This approach allows the investigator to specify a set of candidate $τ$ s, and then relies on the analytic method to choose one of the candidate $τ$ s data dependently.²⁹ Specifically, for each $τ$ in the set of the candidate $τ$ s, we calculate the difference in RMST and the standardized test statistic corresponding to the difference. We will have $k$ test statistics if the set of candidate $τ$ s has $k$ elements. Similar to the Max-Combo test, we choose the $τ$ that gives the largest test statistic among the $k$ s. Thus, the test statistic of this test is the maximum of the $k$ test statistics. The distribution of this test statistic under the null hypothesis is derived using a resampling technique, adjusting for the multiplicity in choosing $τ$ .²⁹ Compared with the approach using a fixed $τ$ for RMST, this approach gives more flexibility in selection of $τ .$ In this study, we considered two kinds of sets of $τ$ s, each of which has three elements. The first set is ${τ_{1} / 3$ , $2 τ_{1} / 3$ , $τ_{1}$ } and the second set is ${τ_{2} / 3$ , $2 τ_{2} / 3$ , $τ_{2}$ }, where $τ_{1}$ and $τ_{2}$ are the same ones as we described for RMST with a fixed $τ$ above. We call these “adaptive $τ_{1}$ ” and “adaptive $τ_{2}$ ” in our study, respectively.
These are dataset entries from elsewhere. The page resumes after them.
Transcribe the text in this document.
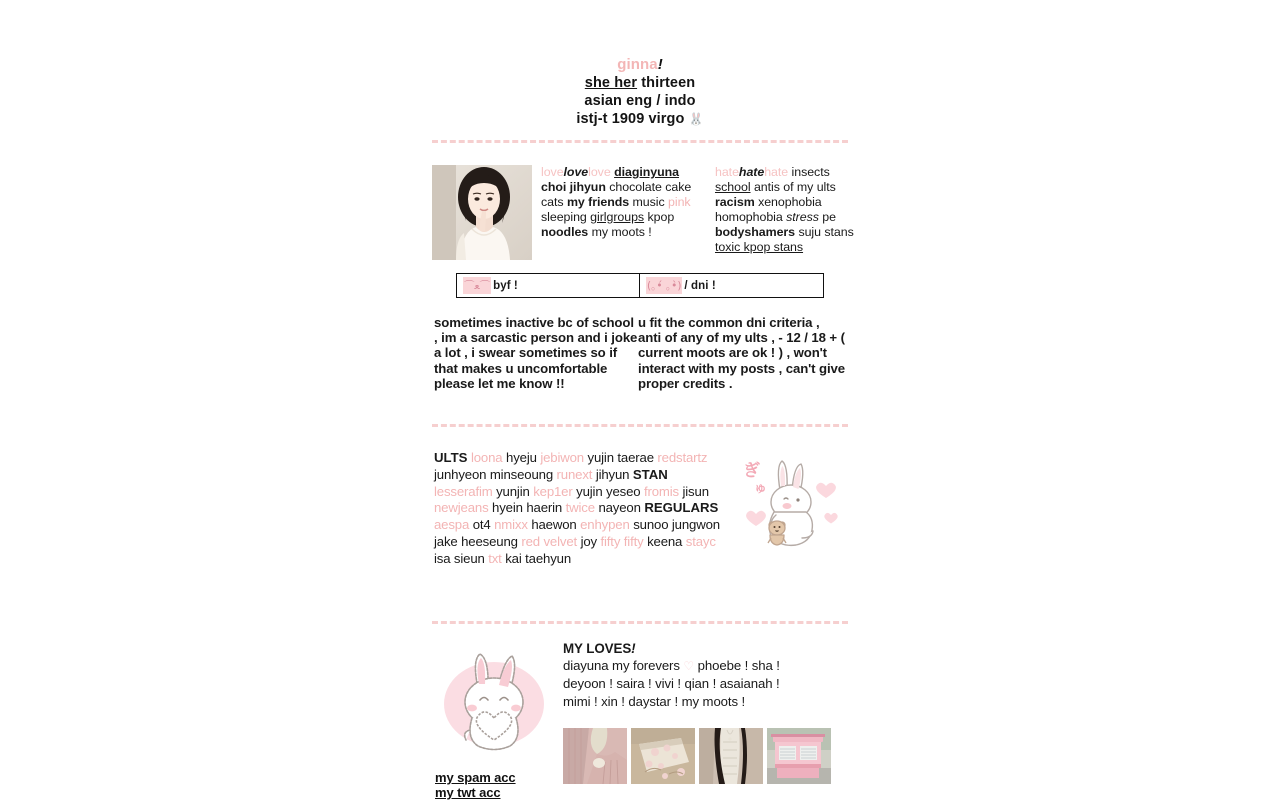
ginna!
she her thirteen
asian eng / indo
istj-t 1909 virgo 🐰
lovelovelove diaginyuna
choi jihyun chocolate cake
cats my friends music pink
sleeping girlgroups kpop
noodles my moots !
hatehatehate insects
school antis of my ults
racism xenophobia
homophobia stress pe
bodyshamers suju stans
toxic kpop stans
⌒ﻌ⌒ byf !	(｡•́ ｡•̀) / dni !
sometimes inactive bc of school , im a sarcastic person and i joke a lot , i swear sometimes so if that makes u uncomfortable please let me know !!
u fit the common dni criteria , anti of any of my ults , - 12 / 18 + ( current moots are ok ! ) , won't interact with my posts , can't give proper credits .
ULTS loona hyeju jebiwon yujin taerae redstartz junhyeon minseoung runext jihyun STAN lesserafim yunjin kep1er yujin yeseo fromis jisun newjeans hyein haerin twice nayeon REGULARS aespa ot4 nmixx haewon enhypen sunoo jungwon jake heeseung red velvet joy fifty fifty keena stayc isa sieun txt kai taehyun
ぎ
ゅ
MY LOVES!
diayuna my forevers ♡ phoebe ! sha !
deyoon ! saira ! vivi ! qian ! asaianah !
mimi ! xin ! daystar ! my moots !
my spam acc
my twt acc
t-year event rate difference test

This test compares survival probabilities at a specific time point $t_{0}$ . Survival probabilities can be easily estimated using Kaplan–Meier curves. The time point, $t_{0}$ , needs to be specified at the design stage. Since all studies do not have a common study follow-up time or pre-specified $t_{0}$ , we considered two cases. One case sets $t_{0}$ to be 50% of the study follow-up time, and the other case sets it to be 90%.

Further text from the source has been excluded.